Je vous préviens tout de suite,
ce billet n’est pas un billet très gai, mais mon dernier post sur les achats de Noël, et vos réactions qui ont suivi m’ont inspiré. Certaines de vos suggestions et façons de passer un merveilleux temps des fêtes dans la joie et la simplicité étaient simplement fabuleuses! Noël Frugal, Noël Heureux… C’est vrai, ça va de pair, en tout cas pour moi, et de toute évidence pour beaucoup d’entre vous. Mais qu’en est-il de toux ceux qui sont forcés de faire preuve de frugalité même si ce n’est pas dans leur nature?
Je me suis décidée à fouiller un peu dans les nouvelles économiques pour saisir la progression de la situation économique au niveau mondial, mais surtout au Canada. Où en sommes-nous vraiment? La crise financière que nous traversons depuis plus d’un an maintenant a changé la perception des gens sur beaucoup de points. On a réalisé, et souvent à nos propres dépends, combien nos emplois ne sont pas protégés; on sait que l’on peut se retrouver au chômage avec une rapidité déconcertante. Et on connaît aussi les conséquences dramatiques que peuvent avoir une perte d’emploi sur une famille avec peu de moyens, ou encore des familles nanties mais sans fonds d’urgence pour parer aux coups difficiles. Un indicateur majeur, le nombre de reprise de finances sur les maisons au Canada a battu des records, tout comme le nombre de faillites personnelles.
Cependant pour les consommateurs qui ont emprunté des sommes pharaoniques sur leurs cartes de crédit (comparé à ce qu’ils peuvent vraiment rembourser), les nouvelles peuvent peut-être être meilleures que l’on ne pourrait le penser. En effet, les institutions financières émettrices de cartes de crédit semblent se rendre à l’évidence, elles ont accepté un nombre record de radiation de dettes. Moody’s Investors, une firme New-Yorkaise de notation financière, a annoncé en septembre dernier que les montant empruntés par les Canadiens sur leurs cartes de crédit, et absorbés par les compagnies émettrices ont augmenté de près de 60%, pour s’établir à des niveaux record au deuxième trimestre, comparativement à la même période l’an dernier. En clair, cela signifie que les banques ont accepté de se rendre à l’évidence. Certains consommateurs ne sont tout simplement pas en mesure d’effectuer leurs paiements. Elles décident donc de « fermer les livres » car rien ne pourra changer le fait que ces gens ne peuvent tout simplement pas rembourser. Évidemment, ce n’est pas le cas pour tous les consommateurs – ne vous faites pas d’illusions, s’il y a une toute petite chance que vous puissiez rembourser mais que par contre vous n’en ayez pas l’intention, la situation est tout à fait différente et la compagnie émettrice a alors tous les droits d’exiger son bien… avec intérêts…
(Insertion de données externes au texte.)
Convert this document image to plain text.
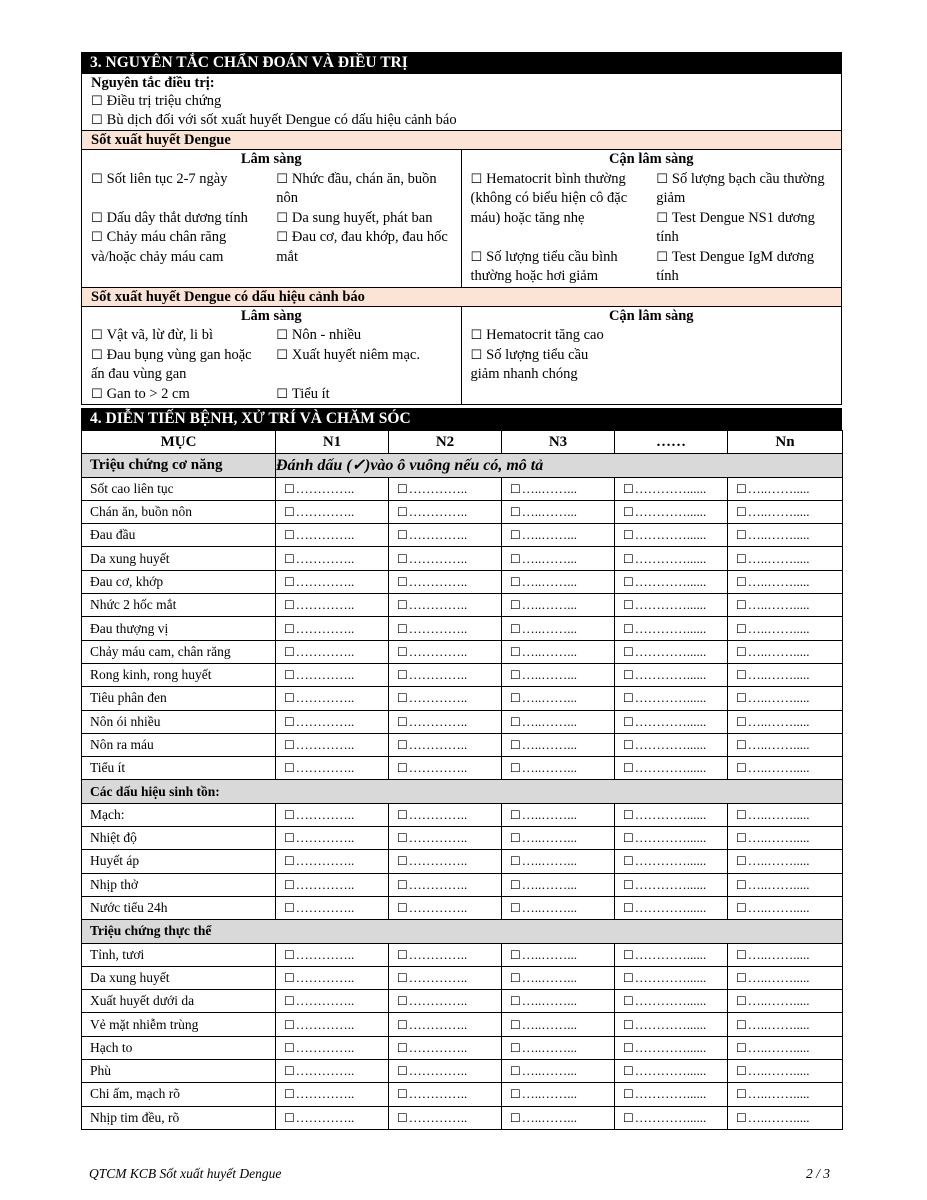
3. NGUYÊN TẮC CHẨN ĐOÁN VÀ ĐIỀU TRỊ
Nguyên tắc điều trị:
☐ Điều trị triệu chứng
☐ Bù dịch đối với sốt xuất huyết Dengue có dấu hiệu cảnh báo
Sốt xuất huyết Dengue
Lâm sàng
☐ Sốt liên tục 2-7 ngày	☐ Nhức đầu, chán ăn, buồn nôn
☐ Dấu dây thắt dương tính	☐ Da sung huyết, phát ban
☐ Chảy máu chân răng và/hoặc chảy máu cam
☐ Đau cơ, đau khớp, đau hốc mắt
Cận lâm sàng
☐ Hematocrit bình thường (không có biểu hiện cô đặc máu) hoặc tăng nhẹ
☐ Số lượng bạch cầu thường giảm
☐ Test Dengue NS1 dương tính
☐ Số lượng tiểu cầu bình thường hoặc hơi giảm
☐ Test Dengue IgM dương tính
Sốt xuất huyết Dengue có dấu hiệu cảnh báo
Lâm sàng
☐ Vật vã, lừ đừ, li bì	☐ Nôn - nhiều
☐ Đau bụng vùng gan hoặc ấn đau vùng gan
☐ Xuất huyết niêm mạc.
☐ Gan to > 2 cm	☐ Tiểu ít
Cận lâm sàng
☐ Hematocrit tăng cao
☐ Số lượng tiểu cầu giảm nhanh chóng
4. DIỄN TIẾN BỆNH, XỬ TRÍ VÀ CHĂM SÓC
MỤC	N1	N2	N3	……	Nn
Triệu chứng cơ năng	Đánh dấu (✓)vào ô vuông nếu có, mô tả				
Sốt cao liên tục	☐ …………..	☐ …………..	☐ …..……...	☐ …………......	☐ …..…….....
Chán ăn, buồn nôn	☐ …………..	☐ …………..	☐ …..……...	☐ …………......	☐ …..…….....
Đau đầu	☐ …………..	☐ …………..	☐ …..……...	☐ …………......	☐ …..…….....
Da xung huyết	☐ …………..	☐ …………..	☐ …..……...	☐ …………......	☐ …..…….....
Đau cơ, khớp	☐ …………..	☐ …………..	☐ …..……...	☐ …………......	☐ …..…….....
Nhức 2 hốc mắt	☐ …………..	☐ …………..	☐ …..……...	☐ …………......	☐ …..…….....
Đau thượng vị	☐ …………..	☐ …………..	☐ …..……...	☐ …………......	☐ …..…….....
Chảy máu cam, chân răng	☐ …………..	☐ …………..	☐ …..……...	☐ …………......	☐ …..…….....
Rong kinh, rong huyết	☐ …………..	☐ …………..	☐ …..……...	☐ …………......	☐ …..…….....
Tiêu phân đen	☐ …………..	☐ …………..	☐ …..……...	☐ …………......	☐ …..…….....
Nôn ói nhiều	☐ …………..	☐ …………..	☐ …..……...	☐ …………......	☐ …..…….....
Nôn ra máu	☐ …………..	☐ …………..	☐ …..……...	☐ …………......	☐ …..…….....
Tiểu ít	☐ …………..	☐ …………..	☐ …..……...	☐ …………......	☐ …..…….....
Các dấu hiệu sinh tồn:					
Mạch:	☐ …………..	☐ …………..	☐ …..……...	☐ …………......	☐ …..…….....
Nhiệt độ	☐ …………..	☐ …………..	☐ …..……...	☐ …………......	☐ …..…….....
Huyết áp	☐ …………..	☐ …………..	☐ …..……...	☐ …………......	☐ …..…….....
Nhịp thở	☐ …………..	☐ …………..	☐ …..……...	☐ …………......	☐ …..…….....
Nước tiểu 24h	☐ …………..	☐ …………..	☐ …..……...	☐ …………......	☐ …..…….....
Triệu chứng thực thể					
Tỉnh, tươi	☐ …………..	☐ …………..	☐ …..……...	☐ …………......	☐ …..…….....
Da xung huyết	☐ …………..	☐ …………..	☐ …..……...	☐ …………......	☐ …..…….....
Xuất huyết dưới da	☐ …………..	☐ …………..	☐ …..……...	☐ …………......	☐ …..…….....
Vẻ mặt nhiễm trùng	☐ …………..	☐ …………..	☐ …..……...	☐ …………......	☐ …..…….....
Hạch to	☐ …………..	☐ …………..	☐ …..……...	☐ …………......	☐ …..…….....
Phù	☐ …………..	☐ …………..	☐ …..……...	☐ …………......	☐ …..…….....
Chi ấm, mạch rõ	☐ …………..	☐ …………..	☐ …..……...	☐ …………......	☐ …..…….....
Nhịp tim đều, rõ	☐ …………..	☐ …………..	☐ …..……...	☐ …………......	☐ …..…….....
QTCM KCB Sốt xuất huyết Dengue	2 / 3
Moody’s Investors a aussi annoncé dans le même rapport que le nombre de comptes en souffrance de plus de 30 jours a également augmenté de 23% dans la période avril-juin 2009 par rapport à l’année dernière.
Les prévisions annoncent que le chômage devrait continuer à augmenter dans les mois à venir et le nombre de faillites personnelles devraient rester à un niveau historique en 2010. Pas très reluisant tout ça…
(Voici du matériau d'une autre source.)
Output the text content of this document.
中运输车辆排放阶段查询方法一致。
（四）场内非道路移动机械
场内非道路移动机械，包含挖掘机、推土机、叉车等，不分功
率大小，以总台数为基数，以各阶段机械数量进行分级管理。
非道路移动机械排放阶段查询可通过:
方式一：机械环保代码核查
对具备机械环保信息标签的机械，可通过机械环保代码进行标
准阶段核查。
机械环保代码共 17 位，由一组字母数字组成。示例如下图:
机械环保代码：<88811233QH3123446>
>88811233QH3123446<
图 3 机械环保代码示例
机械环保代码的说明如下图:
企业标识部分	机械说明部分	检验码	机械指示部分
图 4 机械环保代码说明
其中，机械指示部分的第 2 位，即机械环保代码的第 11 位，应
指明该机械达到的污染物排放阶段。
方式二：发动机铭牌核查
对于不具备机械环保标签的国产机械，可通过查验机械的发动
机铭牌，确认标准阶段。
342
Donc dans les faits il est vrai qu’on remarque une reprise de l’économie, mais d’un autre côté les économistes s’accordent à dire que celle-ci sera très lente, en partie parce que les ménages Canadiens doivent faire face à leurs dettes avant de pouvoir commencer à dépenser. Et je ne vous parle même pas de nos cousins Américains, dont la situation est bien pire que la nôtre…
Pour revenir aux dettes par carte de crédit, une dette est radiée quand le créancier comprend et accepte que la créance en question ne soit pas recouvrable. Cela arrive généralement quand un compte est en souffrance pendant plus de 180 jours (donc 6 mois), mais peut aussi se produire plus tôt.
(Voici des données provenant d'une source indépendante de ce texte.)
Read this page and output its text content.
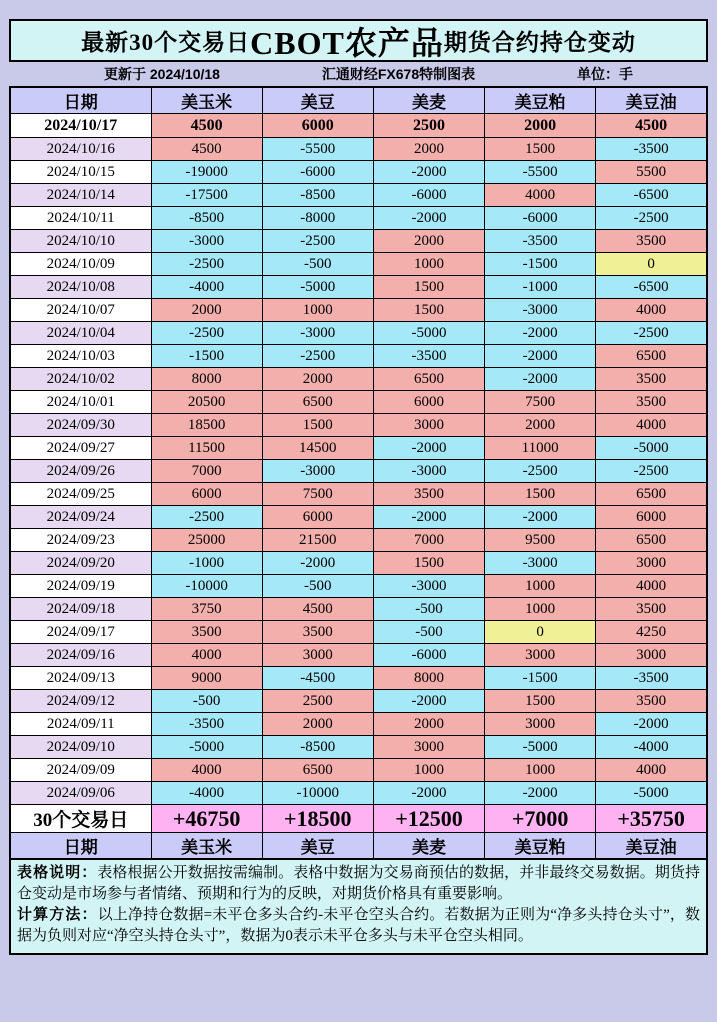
最新30个交易日 CBOT农产品 期货合约持仓变动
更新于 2024/10/18	汇通财经FX678特制图表	单位：手
日期	美玉米	美豆	美麦	美豆粕	美豆油
2024/10/17	4500	6000	2500	2000	4500
2024/10/16	4500	-5500	2000	1500	-3500
2024/10/15	-19000	-6000	-2000	-5500	5500
2024/10/14	-17500	-8500	-6000	4000	-6500
2024/10/11	-8500	-8000	-2000	-6000	-2500
2024/10/10	-3000	-2500	2000	-3500	3500
2024/10/09	-2500	-500	1000	-1500	0
2024/10/08	-4000	-5000	1500	-1000	-6500
2024/10/07	2000	1000	1500	-3000	4000
2024/10/04	-2500	-3000	-5000	-2000	-2500
2024/10/03	-1500	-2500	-3500	-2000	6500
2024/10/02	8000	2000	6500	-2000	3500
2024/10/01	20500	6500	6000	7500	3500
2024/09/30	18500	1500	3000	2000	4000
2024/09/27	11500	14500	-2000	11000	-5000
2024/09/26	7000	-3000	-3000	-2500	-2500
2024/09/25	6000	7500	3500	1500	6500
2024/09/24	-2500	6000	-2000	-2000	6000
2024/09/23	25000	21500	7000	9500	6500
2024/09/20	-1000	-2000	1500	-3000	3000
2024/09/19	-10000	-500	-3000	1000	4000
2024/09/18	3750	4500	-500	1000	3500
2024/09/17	3500	3500	-500	0	4250
2024/09/16	4000	3000	-6000	3000	3000
2024/09/13	9000	-4500	8000	-1500	-3500
2024/09/12	-500	2500	-2000	1500	3500
2024/09/11	-3500	2000	2000	3000	-2000
2024/09/10	-5000	-8500	3000	-5000	-4000
2024/09/09	4000	6500	1000	1000	4000
2024/09/06	-4000	-10000	-2000	-2000	-5000
30个交易日	+46750	+18500	+12500	+7000	+35750
日期	美玉米	美豆	美麦	美豆粕	美豆油
表格说明：表格根据公开数据按需编制。表格中数据为交易商预估的数据，并非最终交易数据。期货持仓变动是市场参与者情绪、预期和行为的反映，对期货价格具有重要影响。
计算方法：以上净持仓数据=未平仓多头合约-未平仓空头合约。若数据为正则为“净多头持仓头寸”，数据为负则对应“净空头持仓头寸”，数据为0表示未平仓多头与未平仓空头相同。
Le fait est que le taux de chômage a augmenté drastiquement en raison de la crise financière mondiale. Logiquement, plus de monde n’est simplement pas en mesure de faire leurs paiements de carte de crédit. En général les banques font la chasse aux mauvais payeurs pour forcer ne serait-ce qu’ « un petit paiement » de leur portefeuille mais cette tactique s’avère particulièrement infructueuse de nos jours. Ce n’est pas une question de mauvaise foi, contre quoi on peut faire quelque chose de concret Non, l’argent n’est simplement pas disponible.
Lorsqu’une entreprise accepte finalement le fait qu’elle ne peut plus rien faire pour rentrer dans son argent, elle radie la dette en question.
Le fait demeure, les gens qui empruntent en connaissance de cause et dépensent inconsidérément seront sous une énorme pression pour effectuer leurs paiements. Maintenant, encore moins que jamais, n’est certainement pas le bon moment pour se prendre une carte de crédit et générer une montagne de dettes sans avoir l’intention de rembourser. D’ailleurs, chat échaudé craint l’eau froide, les banques restent extrêmement frileuses à l’idée de prêter des sommes d’argent importantes à moins qu’elles ne soient absolument certaines de rentrer dans leur argent. Si vous avez un bon dossier de crédit par exemple, elles vous prêteront encore certainement des fonds, mais ce ne serait pas à votre avantage de dilapider sans compter.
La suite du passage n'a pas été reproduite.